Even from this short example, recorded at the beginning of exploration, it is evident that the extent of the motion grows. It is important to note that, although such motions appear frequently in the beginning, they may be performed throughout the session.

Buildup in Extent in Sequences of Borderline Roundtrips.

In both strains, the peep and hide sequence is followed by other sequences of motion that define an origin of axes for subsequent movement in the arena. BALB/c mice perform cross and retreat, circle in place, and entry head on, and rarely, extended garden roundtrip, before commencing with the borderline roundtrip motion sequence. C57BL/6 mice tend to skip the cross and retreat sequence and add the extended garden roundtrip (2). At this stage, both strains commence with borderline roundtrips, but whereas BALB/c mice tend to move strictly near and along the wall until the exhaustion of the borderline dimension, C57BL/6 mice start with movement along and near the wall and then, being less “wall huggers” than the BALB/c mice, include a radial component in the roundtrip that nevertheless tends to proceed along the wall (2). In both strains, the mouse proceeds from a reference area near the doorway that we term the garden, first away and then back into the garden (Movies S2 and S3). Although defining algorithmically the reference point for the peep and hide motion was quite obvious, its definition was more complicated for other repeated motions. We demonstrate one such case subsequently with the definition of the reference for Borderline Roundtrips.
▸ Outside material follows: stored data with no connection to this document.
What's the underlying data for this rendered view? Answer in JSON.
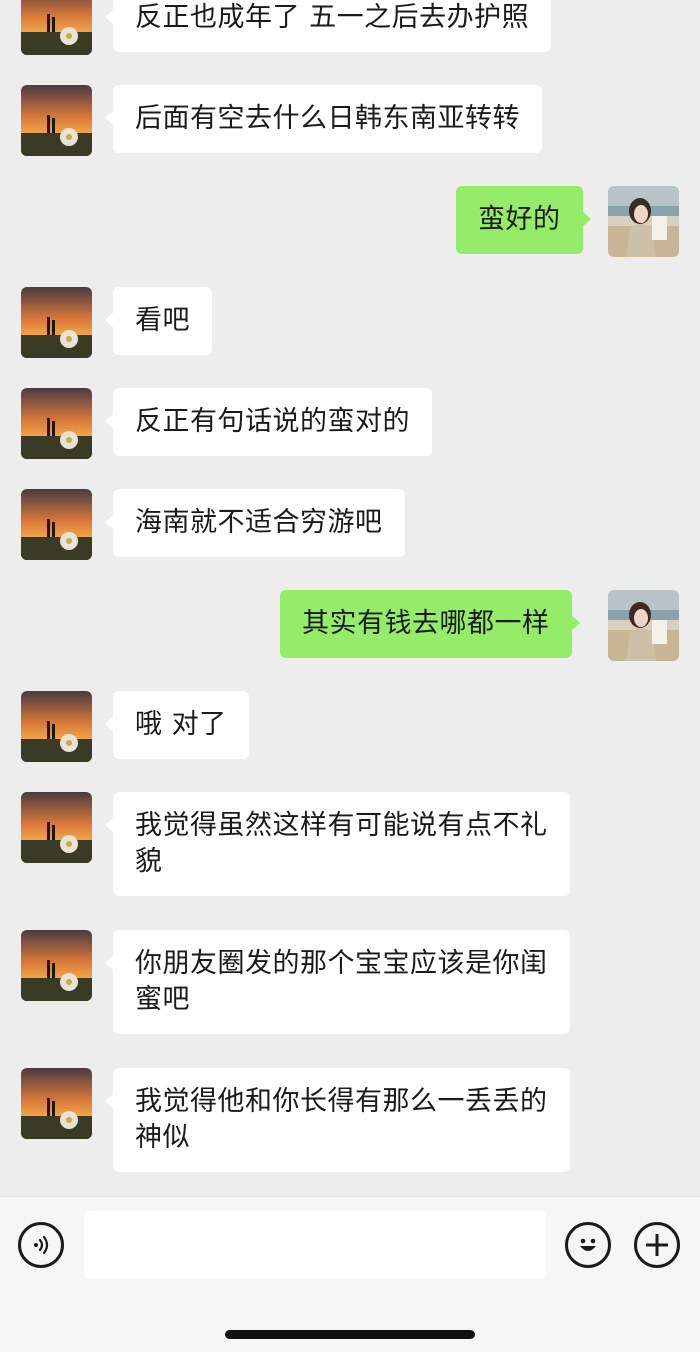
{
  "messages": [
    {
      "side": "in",
      "text": "反正也成年了 五一之后去办护照"
    },
    {
      "side": "in",
      "text": "后面有空去什么日韩东南亚转转"
    },
    {
      "side": "out",
      "text": "蛮好的"
    },
    {
      "side": "in",
      "text": "看吧"
    },
    {
      "side": "in",
      "text": "反正有句话说的蛮对的"
    },
    {
      "side": "in",
      "text": "海南就不适合穷游吧"
    },
    {
      "side": "out",
      "text": "其实有钱去哪都一样"
    },
    {
      "side": "in",
      "text": "哦 对了"
    },
    {
      "side": "in",
      "text": "我觉得虽然这样有可能说有点不礼\n貌"
    },
    {
      "side": "in",
      "text": "你朋友圈发的那个宝宝应该是你闺\n蜜吧"
    },
    {
      "side": "in",
      "text": "我觉得他和你长得有那么一丢丢的\n神似"
    }
  ],
  "input": {
    "value": "",
    "voice_icon": "voice-icon",
    "emoji_icon": "emoji-icon",
    "plus_icon": "plus-icon"
  },
  "colors": {
    "background": "#ededed",
    "incoming_bubble": "#ffffff",
    "outgoing_bubble": "#95ec69"
  }
}
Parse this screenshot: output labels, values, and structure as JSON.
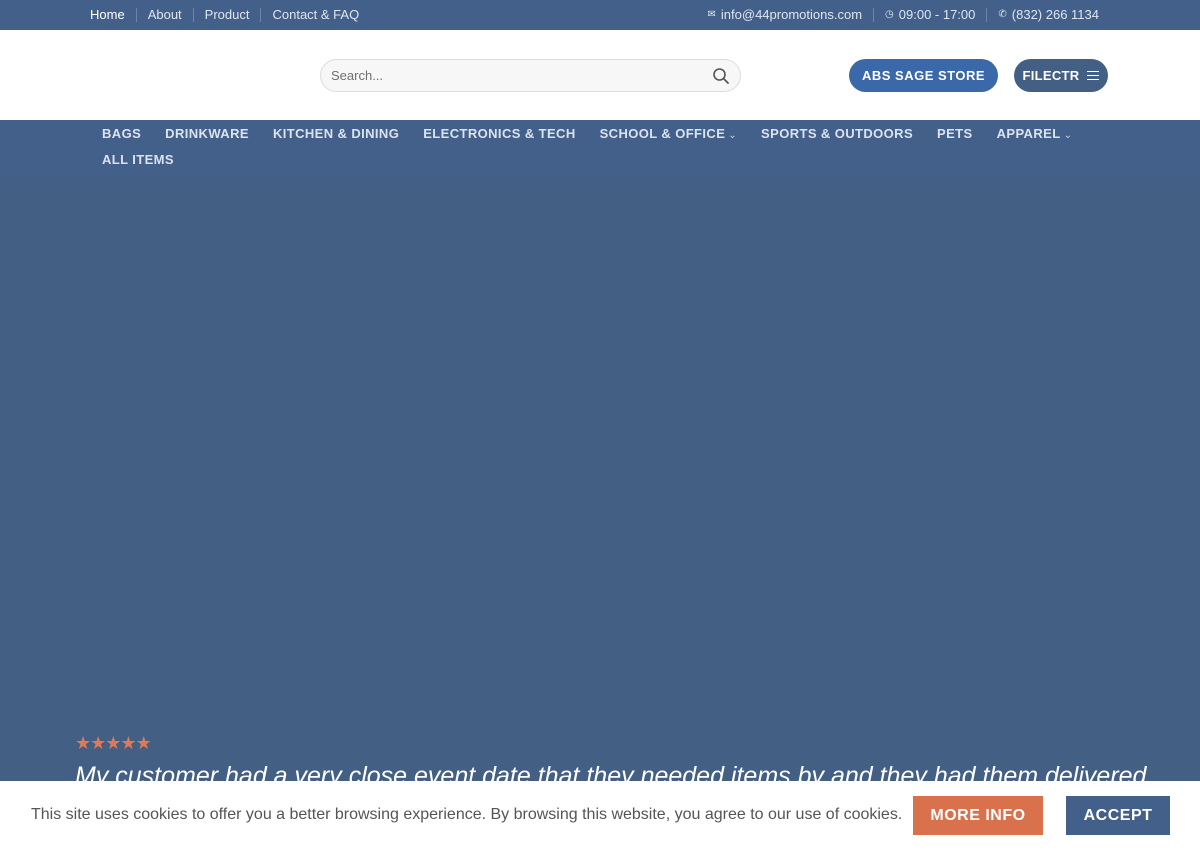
{
  "topbar": {
    "links": [
      "Home",
      "About",
      "Product",
      "Contact & FAQ"
    ],
    "email": "info@44promotions.com",
    "hours": "09:00 - 17:00",
    "phone": "(832) 266 1134"
  },
  "header": {
    "search_placeholder": "Search...",
    "abs_button": "ABS SAGE STORE",
    "filectr_button": "FILECTR"
  },
  "nav": {
    "items": [
      "BAGS",
      "DRINKWARE",
      "KITCHEN & DINING",
      "ELECTRONICS & TECH",
      "SCHOOL & OFFICE",
      "SPORTS & OUTDOORS",
      "PETS",
      "APPAREL",
      "ALL ITEMS"
    ]
  },
  "hero": {
    "rating": 5,
    "quote": "My customer had a very close event date that they needed items by and they had them delivered"
  },
  "cookie": {
    "message": "This site uses cookies to offer you a better browsing experience. By browsing this website, you agree to our use of cookies.",
    "more_info": "MORE INFO",
    "accept": "ACCEPT"
  },
  "colors": {
    "primary": "#43608a",
    "accent_blue": "#3b68a8",
    "accent_orange": "#d9714d",
    "star": "#e07a56"
  },
  "icons": {
    "email": "envelope-icon",
    "hours": "clock-icon",
    "phone": "phone-icon",
    "search": "search-icon",
    "menu": "hamburger-icon",
    "chevron": "chevron-down-icon",
    "star": "star-icon"
  }
}
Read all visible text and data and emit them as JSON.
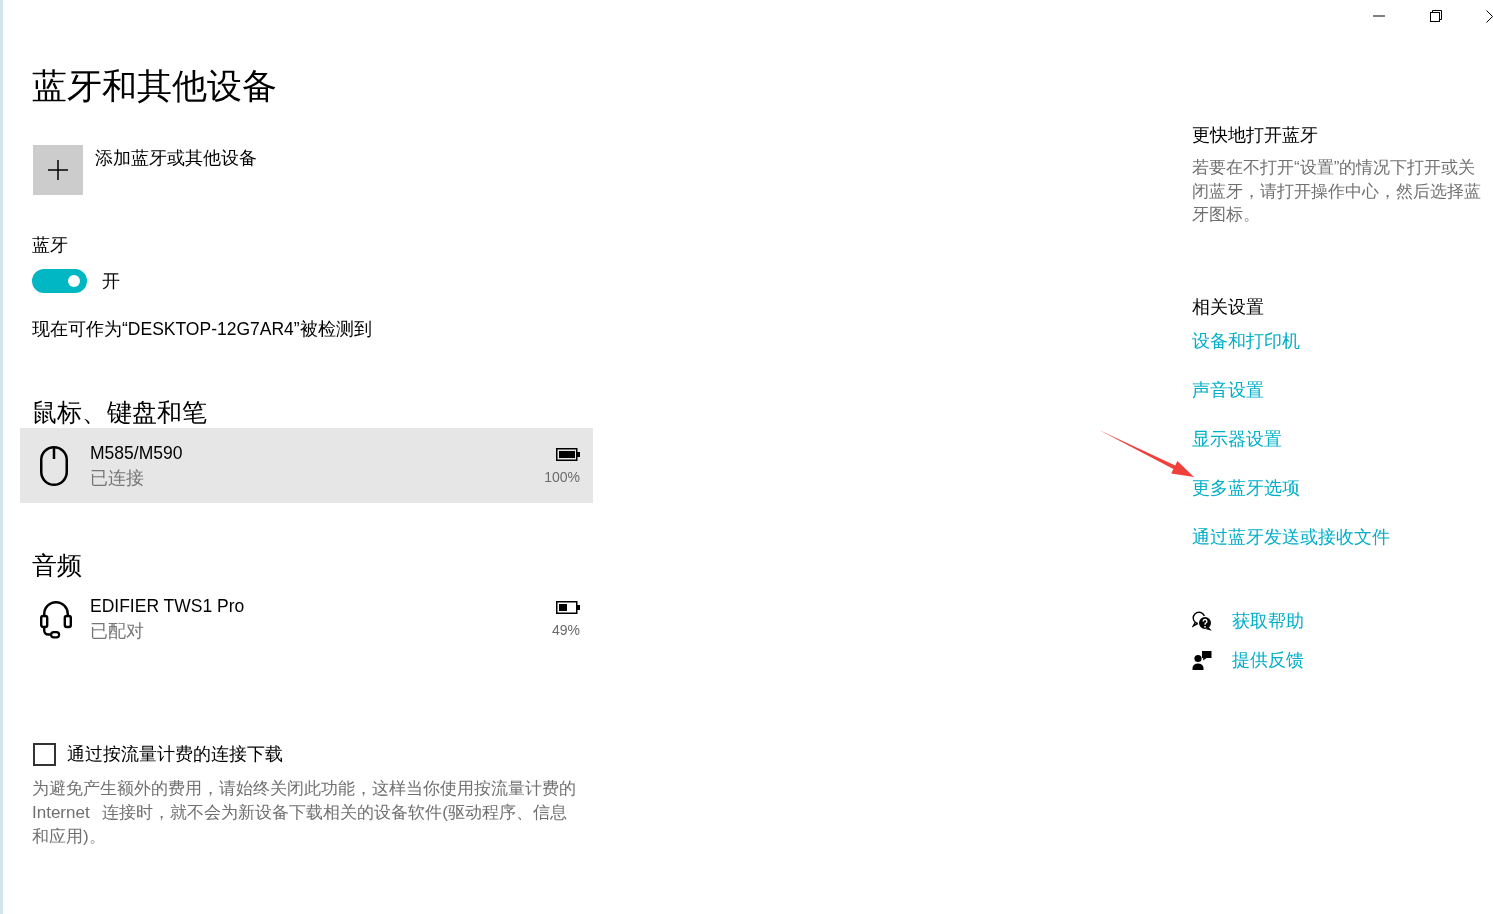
{
  "window_controls": [
    {
      "kind": "minimize"
    },
    {
      "kind": "restore"
    },
    {
      "kind": "close"
    }
  ],
  "title": "蓝牙和其他设备",
  "add_device": {
    "label": "添加蓝牙或其他设备"
  },
  "bluetooth": {
    "label": "蓝牙",
    "on": true,
    "state_label": "开",
    "discoverable_text": "现在可作为“DESKTOP-12G7AR4”被检测到"
  },
  "device_groups": [
    {
      "title": "鼠标、键盘和笔",
      "devices": [
        {
          "kind": "mouse",
          "name": "M585/M590",
          "status": "已连接",
          "battery": {
            "kind": "full",
            "reading": "100%"
          },
          "selected": true
        }
      ]
    },
    {
      "title": "音频",
      "devices": [
        {
          "kind": "headset",
          "name": "EDIFIER TWS1 Pro",
          "status": "已配对",
          "battery": {
            "kind": "half",
            "reading": "49%"
          },
          "selected": false
        }
      ]
    }
  ],
  "metered_download": {
    "label": "通过按流量计费的连接下载",
    "checked": false,
    "description": "为避免产生额外的费用，请始终关闭此功能，这样当你使用按流量计费的 Internet 连接时，就不会为新设备下载相关的设备软件(驱动程序、信息和应用)。"
  },
  "quick_tip": {
    "title": "更快地打开蓝牙",
    "text": "若要在不打开“设置”的情况下打开或关闭蓝牙，请打开操作中心，然后选择蓝牙图标。"
  },
  "related_settings": {
    "title": "相关设置",
    "links": [
      {
        "label": "设备和打印机",
        "marked": false
      },
      {
        "label": "声音设置",
        "marked": false
      },
      {
        "label": "显示器设置",
        "marked": false
      },
      {
        "label": "更多蓝牙选项",
        "marked": true
      },
      {
        "label": "通过蓝牙发送或接收文件",
        "marked": false
      }
    ]
  },
  "support_links": [
    {
      "kind": "help",
      "label": "获取帮助"
    },
    {
      "kind": "feedback",
      "label": "提供反馈"
    }
  ]
}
Identifying the reference values: the garden and its boundary.

As the session progresses, the mouse may skip entering the cage, stopping by the doorway before commencing with a new borderline roundtrip. A contour plot of the density of cumulative dwell time defines algorithmically a garden in the proximity of the doorway. This garden in turn serves as the reference location from which borderline roundtrips commence and where they often end (Fig. S1).

Quantifying the buildup in extent in sequences of borderline roundtrips.

When the reference location has been defined and sequences of borderline roundtrips identified, the extent of each roundtrip is measured by the maximal circular arc covered by the mouse in that roundtrip. In the beginning, this arc tends to increase across roundtrips, first when performed in one direction and then in the other. Fig. 3 shows examples for one C57BL/6 and one BALB/c mouse.

Fig. 3.

Fig. 3.

Two selected examples of sequences of repeated borderline roundtrips leading to the occupancy of the entire circumference of the arena. Upper: The first 27 roundtrips of a selected C57BL/6 mouse session. Lower: The first 57 roundtrips of a selected BALB/c mouse session. Doorway is located at 6 o'clock. Yellow to red indicates roundtrip's direction, gray represents path history, blue represents arena wall.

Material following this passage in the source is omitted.